Physical Examination
Physical examination of patients with is usually remarkable for dryness of all mucous membranes such as mouth, eyes, lips, anal and rectal.
Laboratory Findings
Laboratory findings consistent with the diagnosis of Sjögren's syndrome include Elevated erythrocyte sedimentation rate (ESR), cytopenia, presence of anti-SSA/Ro, anti-SSB/La.
Imaging Findings
Findings on an ultrasound suggestive of Sjögren's syndrome are hypoechoic and inhomogeneous salivary glands, parenchymal inhomogeneity in the submandibular glands and focal or diffuse hypoechoic or anechoic foci in glands.
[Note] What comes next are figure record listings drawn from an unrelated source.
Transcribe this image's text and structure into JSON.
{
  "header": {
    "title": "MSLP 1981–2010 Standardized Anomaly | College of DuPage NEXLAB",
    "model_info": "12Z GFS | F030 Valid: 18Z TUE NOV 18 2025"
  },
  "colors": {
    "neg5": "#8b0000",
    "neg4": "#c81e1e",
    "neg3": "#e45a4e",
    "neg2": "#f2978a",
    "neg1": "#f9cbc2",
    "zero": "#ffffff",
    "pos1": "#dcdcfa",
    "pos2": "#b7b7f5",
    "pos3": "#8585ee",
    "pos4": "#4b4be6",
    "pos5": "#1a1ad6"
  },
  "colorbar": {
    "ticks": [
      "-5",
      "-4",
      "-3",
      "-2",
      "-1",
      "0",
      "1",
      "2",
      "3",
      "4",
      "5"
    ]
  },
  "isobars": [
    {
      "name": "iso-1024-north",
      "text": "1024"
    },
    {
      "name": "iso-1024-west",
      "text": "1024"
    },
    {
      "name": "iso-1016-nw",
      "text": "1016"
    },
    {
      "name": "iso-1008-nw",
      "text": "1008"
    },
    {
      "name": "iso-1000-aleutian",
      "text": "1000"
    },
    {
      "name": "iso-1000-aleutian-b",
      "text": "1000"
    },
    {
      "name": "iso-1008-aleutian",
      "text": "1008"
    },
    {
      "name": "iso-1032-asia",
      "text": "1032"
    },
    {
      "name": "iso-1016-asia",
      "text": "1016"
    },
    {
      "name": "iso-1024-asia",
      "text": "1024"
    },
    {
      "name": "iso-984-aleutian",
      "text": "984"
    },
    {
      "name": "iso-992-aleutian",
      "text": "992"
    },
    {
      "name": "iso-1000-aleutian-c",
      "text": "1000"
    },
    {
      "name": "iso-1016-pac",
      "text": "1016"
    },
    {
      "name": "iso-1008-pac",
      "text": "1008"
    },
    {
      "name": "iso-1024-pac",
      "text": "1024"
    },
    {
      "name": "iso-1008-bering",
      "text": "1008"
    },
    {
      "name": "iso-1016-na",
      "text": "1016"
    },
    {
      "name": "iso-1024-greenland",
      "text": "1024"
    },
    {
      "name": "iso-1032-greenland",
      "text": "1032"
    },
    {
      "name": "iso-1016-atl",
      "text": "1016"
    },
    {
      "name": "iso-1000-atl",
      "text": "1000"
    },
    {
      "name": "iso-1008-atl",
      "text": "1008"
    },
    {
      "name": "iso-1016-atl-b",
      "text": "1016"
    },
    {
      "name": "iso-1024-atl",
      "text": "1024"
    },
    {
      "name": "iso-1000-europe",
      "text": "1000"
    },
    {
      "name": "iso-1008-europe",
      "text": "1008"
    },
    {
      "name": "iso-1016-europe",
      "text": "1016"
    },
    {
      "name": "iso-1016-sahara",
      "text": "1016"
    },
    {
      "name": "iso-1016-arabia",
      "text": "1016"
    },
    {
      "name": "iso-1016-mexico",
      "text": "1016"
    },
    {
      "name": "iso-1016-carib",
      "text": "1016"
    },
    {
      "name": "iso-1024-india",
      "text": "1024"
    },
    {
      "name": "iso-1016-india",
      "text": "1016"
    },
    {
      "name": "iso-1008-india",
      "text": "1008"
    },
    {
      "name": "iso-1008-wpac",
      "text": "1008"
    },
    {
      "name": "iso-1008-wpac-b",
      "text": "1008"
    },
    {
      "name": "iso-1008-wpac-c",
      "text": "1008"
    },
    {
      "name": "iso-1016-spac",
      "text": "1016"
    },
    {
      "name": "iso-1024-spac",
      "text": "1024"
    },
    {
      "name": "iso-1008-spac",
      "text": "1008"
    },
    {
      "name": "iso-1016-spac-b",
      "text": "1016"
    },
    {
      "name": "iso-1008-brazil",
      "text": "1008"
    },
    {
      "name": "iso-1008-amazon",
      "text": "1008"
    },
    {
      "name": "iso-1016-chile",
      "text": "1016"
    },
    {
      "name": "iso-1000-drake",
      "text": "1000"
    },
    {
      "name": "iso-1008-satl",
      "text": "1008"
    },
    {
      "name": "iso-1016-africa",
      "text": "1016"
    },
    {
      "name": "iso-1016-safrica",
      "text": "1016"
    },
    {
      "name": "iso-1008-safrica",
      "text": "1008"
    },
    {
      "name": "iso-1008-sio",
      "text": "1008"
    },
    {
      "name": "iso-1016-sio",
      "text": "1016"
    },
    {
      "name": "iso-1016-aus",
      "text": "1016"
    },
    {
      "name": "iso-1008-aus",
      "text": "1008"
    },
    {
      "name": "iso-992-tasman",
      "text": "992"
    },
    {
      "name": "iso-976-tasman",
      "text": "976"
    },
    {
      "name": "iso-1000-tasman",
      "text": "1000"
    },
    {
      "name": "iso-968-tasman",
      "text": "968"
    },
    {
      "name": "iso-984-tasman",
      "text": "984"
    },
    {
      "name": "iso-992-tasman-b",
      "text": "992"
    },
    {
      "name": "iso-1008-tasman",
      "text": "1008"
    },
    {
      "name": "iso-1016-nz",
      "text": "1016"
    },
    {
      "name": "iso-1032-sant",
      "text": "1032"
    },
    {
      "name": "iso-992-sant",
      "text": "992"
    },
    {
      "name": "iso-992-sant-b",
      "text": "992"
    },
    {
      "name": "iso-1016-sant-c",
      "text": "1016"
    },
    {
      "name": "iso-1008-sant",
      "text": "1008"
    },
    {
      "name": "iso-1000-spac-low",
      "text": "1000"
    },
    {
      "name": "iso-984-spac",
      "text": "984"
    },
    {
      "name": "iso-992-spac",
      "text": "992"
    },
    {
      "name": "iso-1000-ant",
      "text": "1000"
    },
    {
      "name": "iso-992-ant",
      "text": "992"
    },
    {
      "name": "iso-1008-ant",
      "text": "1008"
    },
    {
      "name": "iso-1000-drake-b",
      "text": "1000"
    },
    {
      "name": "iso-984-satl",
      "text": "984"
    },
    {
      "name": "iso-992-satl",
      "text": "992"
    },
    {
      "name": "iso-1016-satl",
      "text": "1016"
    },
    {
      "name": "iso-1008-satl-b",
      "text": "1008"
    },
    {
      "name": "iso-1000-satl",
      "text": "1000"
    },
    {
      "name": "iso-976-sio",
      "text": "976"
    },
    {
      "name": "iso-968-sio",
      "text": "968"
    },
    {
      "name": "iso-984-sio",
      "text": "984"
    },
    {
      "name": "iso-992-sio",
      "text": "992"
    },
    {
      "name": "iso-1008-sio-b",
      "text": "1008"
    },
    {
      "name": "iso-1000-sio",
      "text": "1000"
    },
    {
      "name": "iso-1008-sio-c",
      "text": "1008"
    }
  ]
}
Parotid gland CT scan may be helpful in the diagnosis of Sjögren's syndrome and finding include abnormal diffuse fat tissue deposition and diffuse punctate calcification.
Other Diagnostic Studies
The most commonly used tests for dry eyes of Sjögren's syndrome include Schirmer test, ocular surface staining and tear break-up time.
Treatment
Medical Therapy
Pharmacologic medical therapies for dry eye, dry mouth, and other sicca symptom of Sjögren's syndrome are Pilocarpine, Cevimeline and artifical tears.
Surgery
The mainstay of treatment for Sjögren's syndrome is medical therapy. Surgery is usually reserved for patients with occlusion of the lacrimal puncta, salivary gland malignancy and recurrent parotitis refractory to medical management.